New Sukhotai.
A primera vista te recomendaría que nunca fueras ahí pues es un pueblito del interior muy chato y sin nada atrayente, salvo las ruinas de Old Sukhotai a unos catorce kilómetros.
Al llegar me alojé en uno de los mejores hoteles, River View se llama; lástima que el río estaba más seco que mi garganta porque si no hubiera sido una linda vista.
Pero Sukhotai tenía muchas cosas para enseñarme.
Al salir del hotel para dar una recorrida me crucé con su mercado callejero. Este tiene una de las mayores variedades de frutas, especies y otros comestibles que he visto en mi vida. Habré estado un par de horas caminando entre los puestos, sacando fotos, preguntando los nombres de lo que veía o probándolo directamente. Fue así que probé el “durian”, una fruta con un olor realmente insoportable pero con un gusto bastante agradable, medio dulzón lo describiría. Lo que no me animé a gustar fueron las cucarachas, los saltamontes o la piel de pollo frita que vendían en uno de los puestos; parece que con la excusa de que tienen proteínas, los siameses cocinan lo que venga y se lo comen, así que tendré que tener un poco de cuidado con lo que me llevo a la boca.
De ahí fui hacia el “Temper Kuhasuwan” donde Teena, un monje budista del lugar, hizo de guía turístico mostrándome las instalaciones, el nuevo Wat, los dormitorios, la escuela, el crematorio y una cancha de fútbol improvisada.
También me contó parte de su vida, tiene ahora 34 años, cómo vivió y vive estos últimos catorce desde que entró al templo. Me explicó que los monjes comen sólo a la mañana, a las siete y a las once y que luego solo pueden tomar líquido.
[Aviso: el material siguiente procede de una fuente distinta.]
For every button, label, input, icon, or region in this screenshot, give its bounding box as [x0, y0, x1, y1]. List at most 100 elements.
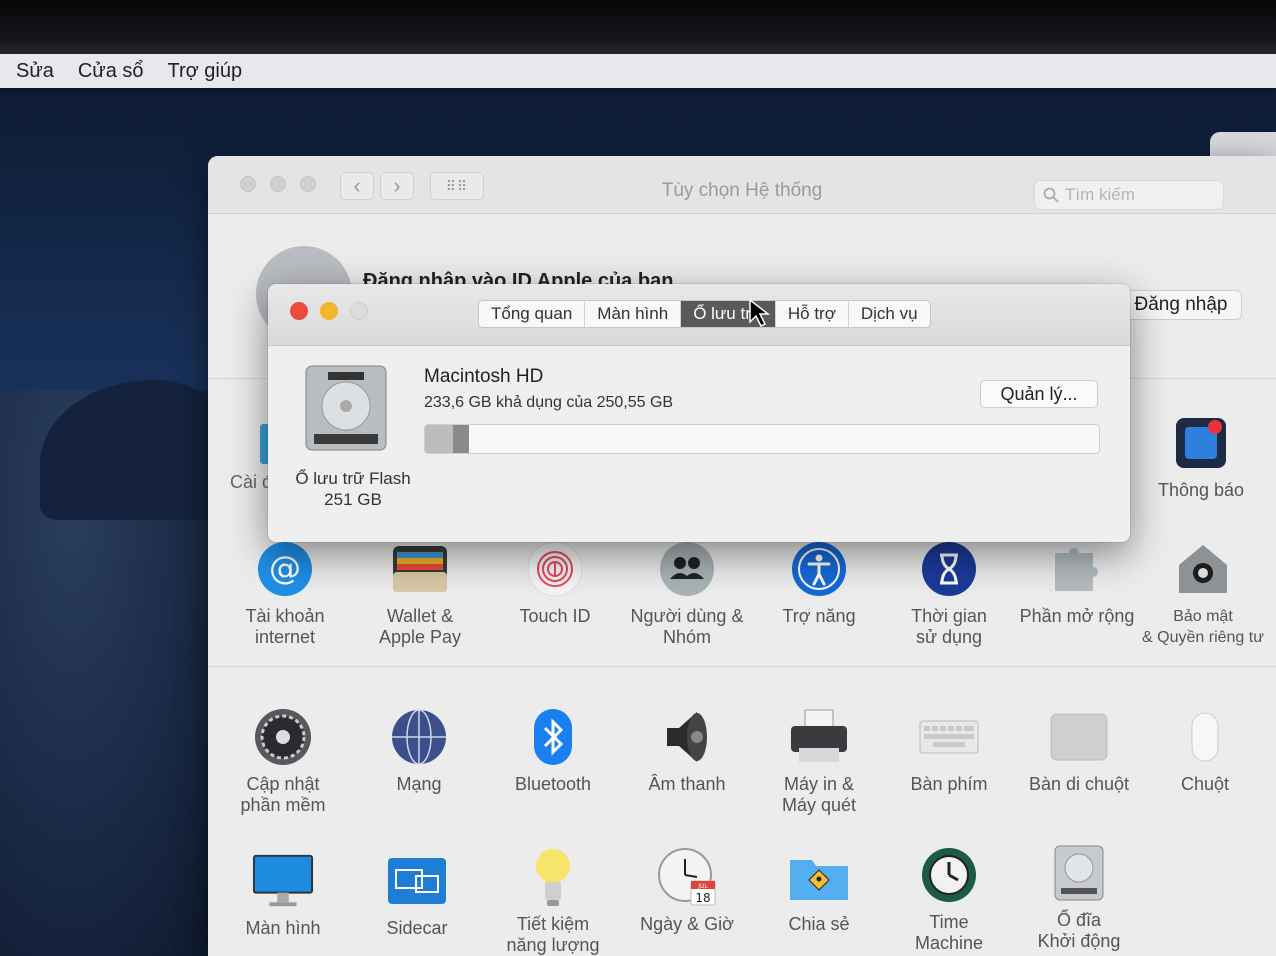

También me enseñó a postrarme ante Buda y a hacer las tres inclinaciones rituales de respeto y agradecimiento. Me convidó una chocolatada e intercambiamos cigarrillos mientras veíamos un partido de fútbol de los monjes novicios.
Una de las cosas más sorprendentes fue que Teena hablaba solamente cinco palabras en inglés (obviamente ninguna en español) y yo solo tres en tailandés. Es increíble como la gente puede comunicarse cuando realmente lo quiere.
Salí del templo muy agradecido y recordando la cámara de fotos que quedó en el hotel.
Al caer la noche Sukhotai no tiene mucho. Una opción es el mercado nocturno, donde uno puede comprar ropa o artesanías muy baratas, e incluso comer por precios absurdamente bajos. La otra opción es el Karaoke. Hay dos o tres en toda la ciudad. Intrigado, entré a ver de qué se trataba.
Estos Karaokes tienen cantantes fijos que cantan todas las noches. Hay solo dos variedades de cantantes: chicas feas que cantan más o menos bien, y chicas lindísimas que cantan terriblemente mal. Y así pasa la noche, entre canciones tailandesas y americanas. Si alguna cantante te llamó la atención y querés agradecerle su espectáculo (físico o vocal) le comprás unos collares de flores que vos o el mozo de tu mesa le llevarán para ponérselos.
De lo que gastes en adornar a la muchacha, la mitad de la plata será para ella, la otra para el lugar. Más tarde, ella te devolverá la atención haciéndote compañía en la mesa.
Al descubrir esto, le regalé diez collares a una muchacha que rajaba la tierra (de lo linda y de lo mal que cantaba). Ansioso por el momento en que viniera a mi mesa, preparé todo el encanto latino que pudiera haber heredado de mi sangre, imaginando las mejores frases para impresionarla.
Y de pronto se acercó, me temblaban las piernas; al momento de lanzar mi primera frase matadora ella me susurró con la voz más dulce que escuché en mi vida que no hablaba nada de inglés. No lo podía creer. Tras vanos intentos de conversar, de expresarle mi amor, de pedirle casamiento, de admirarla, de hojear cien veces el minidiccionario del turista para ver si me ayudaba en esta ocasión, de odiarme por no saber tailandés, de mirar su carita de “cuánto tiempo más me tengo que bancar escuchándote hablar cosas que ni ahí entiendo”, decidí darme por vencido e irme a dormir pues el día había sido ya muy largo y con demasiadas cosas nuevas como para no olvidármelo jamás.